I have to say it was a surprise a few days back to find a link on Drudge for an article that Julian Savulescu has published in Reader’s Digest, of all places. It’s the UK edition, mind you, but all signs on their website point to it being as impeccably middlebrow as its U.S. counterpart. And Savulescu’s piece advocating the moral obligation to screen babies in utero for desirable genetic traits catches just that tone of banal sweet reasonableness which is perfect for the venue, despite the fact that the homepage link provides the heading “The Maverick: Thinking Differently.”
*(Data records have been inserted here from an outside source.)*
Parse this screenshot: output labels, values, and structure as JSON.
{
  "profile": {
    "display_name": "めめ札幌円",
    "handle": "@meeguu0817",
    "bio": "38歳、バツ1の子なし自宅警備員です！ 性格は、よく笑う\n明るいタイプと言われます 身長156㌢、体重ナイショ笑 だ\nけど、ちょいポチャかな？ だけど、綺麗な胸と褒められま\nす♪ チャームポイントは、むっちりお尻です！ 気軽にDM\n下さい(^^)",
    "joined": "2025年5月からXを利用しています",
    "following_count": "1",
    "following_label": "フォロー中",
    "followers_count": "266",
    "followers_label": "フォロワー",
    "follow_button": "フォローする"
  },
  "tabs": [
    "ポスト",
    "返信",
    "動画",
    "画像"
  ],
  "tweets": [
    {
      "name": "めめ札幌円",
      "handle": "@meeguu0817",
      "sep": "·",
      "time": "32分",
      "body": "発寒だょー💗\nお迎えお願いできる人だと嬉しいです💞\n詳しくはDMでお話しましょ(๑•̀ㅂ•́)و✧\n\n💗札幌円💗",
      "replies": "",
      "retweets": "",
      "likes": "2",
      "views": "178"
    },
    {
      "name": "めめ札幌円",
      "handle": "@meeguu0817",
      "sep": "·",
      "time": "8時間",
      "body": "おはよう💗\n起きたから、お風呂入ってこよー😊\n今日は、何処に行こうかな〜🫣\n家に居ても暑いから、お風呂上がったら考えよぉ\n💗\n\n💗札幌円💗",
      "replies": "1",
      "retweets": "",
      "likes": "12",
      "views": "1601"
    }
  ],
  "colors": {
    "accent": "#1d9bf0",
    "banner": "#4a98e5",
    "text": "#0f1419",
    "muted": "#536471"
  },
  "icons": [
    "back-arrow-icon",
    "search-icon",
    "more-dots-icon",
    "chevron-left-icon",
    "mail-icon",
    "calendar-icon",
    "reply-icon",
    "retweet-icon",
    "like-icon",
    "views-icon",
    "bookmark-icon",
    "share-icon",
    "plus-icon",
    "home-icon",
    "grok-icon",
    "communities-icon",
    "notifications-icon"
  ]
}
Yet I wonder if this rhetorical effort can ultimately succeed. For the more you try to make it seem obvious that the parental ability to design children is a self-evidently good thing, the more you are inviting people to think about the all-too-often not very pretty parenting choices they see in the real world. Savulescu’s arguments seem completely detached from that world, where it is a problem when parents try to go too far in molding their children into their ideal image. But then again, maybe in the UK there are no parents who are obnoxious at their children’s sporting events, no little-girl beauty pageants, no dance moms living through their daughters, no parental pressure for academic over-achievement. Maybe everybody in the UK raises children with only the most high-minded motivations and principles — or at least maybe those are the kids Savulescu meets at Oxford.
It could be argued that the kind of real-world parents I’m calling attention to are problematic to the extent that they fail to see the unhappiness they are creating in their children, and they would not create that unhappiness if their children were designed from the start to meet their expectations. Precisely at that point we reach the most frightening possibility, of course: parenting as unmediated narcissism, and child as consumer product. So what kind of warranty have you got on that baby?